Semi-related: last night Titanic was on TV, and I watched it for the first time since, oh, about 1999. I was surprised at how good it was. I was expecting sentimental drivel, but it was very well done sentimental drivel. And as I do whenever I watch TV these days, I kept one eye on my phone, checking out IMDB trivia and such. One story that made me laugh was that of Neil deGrasse Tyson, who apparently pestered James Cameron for ten solid years about the night sky Rose gazed upon while floating on that infamous piece of wood. I'm impressed that anyone could pester James Cameron into anything: he sounds like the egomaniac of all time. But Tyson wouldn't let this go, so for the 3D re-release, Cameron changed it to the sky Rose would've seen that night, as you can see in the article I linked.

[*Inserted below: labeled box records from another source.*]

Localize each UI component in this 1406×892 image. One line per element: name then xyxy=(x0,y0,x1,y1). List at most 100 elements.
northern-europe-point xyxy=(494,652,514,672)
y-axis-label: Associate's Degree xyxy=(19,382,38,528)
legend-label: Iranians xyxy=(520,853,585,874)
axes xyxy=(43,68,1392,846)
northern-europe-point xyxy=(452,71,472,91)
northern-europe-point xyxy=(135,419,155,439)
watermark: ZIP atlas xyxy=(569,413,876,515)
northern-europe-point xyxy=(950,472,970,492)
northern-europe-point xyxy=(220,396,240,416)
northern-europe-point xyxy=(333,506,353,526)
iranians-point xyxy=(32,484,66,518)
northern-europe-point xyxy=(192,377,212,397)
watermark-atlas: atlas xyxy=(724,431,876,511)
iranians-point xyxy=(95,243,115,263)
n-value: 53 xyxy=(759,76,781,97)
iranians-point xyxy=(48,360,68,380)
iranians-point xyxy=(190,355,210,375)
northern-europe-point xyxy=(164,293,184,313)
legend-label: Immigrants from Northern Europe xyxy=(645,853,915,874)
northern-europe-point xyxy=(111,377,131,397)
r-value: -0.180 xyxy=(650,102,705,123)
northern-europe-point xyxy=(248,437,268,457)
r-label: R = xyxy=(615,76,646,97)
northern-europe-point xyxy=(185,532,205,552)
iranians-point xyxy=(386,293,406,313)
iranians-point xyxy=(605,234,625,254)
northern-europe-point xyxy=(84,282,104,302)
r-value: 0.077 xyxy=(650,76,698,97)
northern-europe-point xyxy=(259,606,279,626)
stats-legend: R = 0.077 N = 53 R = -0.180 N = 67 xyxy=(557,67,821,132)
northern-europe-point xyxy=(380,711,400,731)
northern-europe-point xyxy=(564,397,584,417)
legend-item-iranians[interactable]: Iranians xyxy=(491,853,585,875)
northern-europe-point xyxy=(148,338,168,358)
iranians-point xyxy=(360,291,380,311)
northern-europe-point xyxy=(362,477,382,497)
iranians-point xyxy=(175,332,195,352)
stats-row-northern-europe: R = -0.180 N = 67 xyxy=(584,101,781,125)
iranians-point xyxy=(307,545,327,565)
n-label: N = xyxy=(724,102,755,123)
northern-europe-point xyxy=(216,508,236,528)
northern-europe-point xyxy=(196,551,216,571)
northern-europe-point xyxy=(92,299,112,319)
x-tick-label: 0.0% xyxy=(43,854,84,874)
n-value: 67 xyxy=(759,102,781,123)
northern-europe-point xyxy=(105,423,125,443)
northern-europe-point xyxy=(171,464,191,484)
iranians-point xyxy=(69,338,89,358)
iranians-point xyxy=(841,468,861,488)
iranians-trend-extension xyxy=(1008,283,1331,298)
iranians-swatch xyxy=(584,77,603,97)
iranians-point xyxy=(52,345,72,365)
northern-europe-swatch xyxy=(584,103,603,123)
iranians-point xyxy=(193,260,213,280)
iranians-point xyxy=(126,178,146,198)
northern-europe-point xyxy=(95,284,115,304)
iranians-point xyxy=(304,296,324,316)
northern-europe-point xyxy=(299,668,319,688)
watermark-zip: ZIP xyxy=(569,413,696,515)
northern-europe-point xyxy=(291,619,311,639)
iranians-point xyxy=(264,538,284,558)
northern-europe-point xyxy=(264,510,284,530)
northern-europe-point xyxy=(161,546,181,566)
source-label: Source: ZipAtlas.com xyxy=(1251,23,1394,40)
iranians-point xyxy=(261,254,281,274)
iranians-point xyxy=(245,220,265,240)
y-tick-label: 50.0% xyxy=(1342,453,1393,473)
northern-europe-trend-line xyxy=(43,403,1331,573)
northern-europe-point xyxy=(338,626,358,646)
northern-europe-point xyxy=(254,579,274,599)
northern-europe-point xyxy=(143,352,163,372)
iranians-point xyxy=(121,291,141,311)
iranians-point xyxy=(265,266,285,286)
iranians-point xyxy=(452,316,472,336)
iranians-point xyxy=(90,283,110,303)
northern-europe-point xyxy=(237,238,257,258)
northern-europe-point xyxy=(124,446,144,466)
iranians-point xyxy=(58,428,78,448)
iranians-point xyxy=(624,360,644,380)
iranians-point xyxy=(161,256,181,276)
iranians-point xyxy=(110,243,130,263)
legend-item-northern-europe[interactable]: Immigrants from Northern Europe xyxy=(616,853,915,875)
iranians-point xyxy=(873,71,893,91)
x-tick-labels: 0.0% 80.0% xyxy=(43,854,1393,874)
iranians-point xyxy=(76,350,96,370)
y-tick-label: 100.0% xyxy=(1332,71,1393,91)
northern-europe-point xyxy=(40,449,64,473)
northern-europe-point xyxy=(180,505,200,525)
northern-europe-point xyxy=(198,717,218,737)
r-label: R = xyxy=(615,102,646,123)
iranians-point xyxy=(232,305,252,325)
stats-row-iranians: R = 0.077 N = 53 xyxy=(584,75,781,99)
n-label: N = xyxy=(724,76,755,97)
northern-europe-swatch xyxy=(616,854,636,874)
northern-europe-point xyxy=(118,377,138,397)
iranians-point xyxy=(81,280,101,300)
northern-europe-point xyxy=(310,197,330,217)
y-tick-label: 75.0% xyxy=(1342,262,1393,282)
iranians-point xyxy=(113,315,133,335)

But if you can't remember, the sky in the 1997 version looked like this:


See the shape just left-of-centre? It's a heart. Le Coeur de la Mer. The Heart of the Ocean. Neil deGrasse Tyson, mate, listen: I know you're a famous scientist and all that, and I'm a big fan of your work, so you know you can trust me when I come to you, hand on shoulder, and say...

...you're an idiot.

That sky was unrealistic on purpose. Because it was a movie, not a documentary, so the sky was thematically relevant and emotionally resonant. It didn't have to be realistic. It was beyond that, in a separate category from realistic.

Like the Bible. Like the Koran.

Dawkins? Ken? The slime at I.S.I.S.? You all need to learn the same lesson. More and more it seems to me that the real issue is simple-mindedness. I.S.I.S. believe a truth has to line up with their religion to be worth anything; Tyson believes it has to line up with scientific observation. But science is not an excuse any more than religion is: get a bit of literacy, a bit of culture, a bit of a sense of humour about your thinking. In my opinion, if you're being simple-minded, then you're just another hick.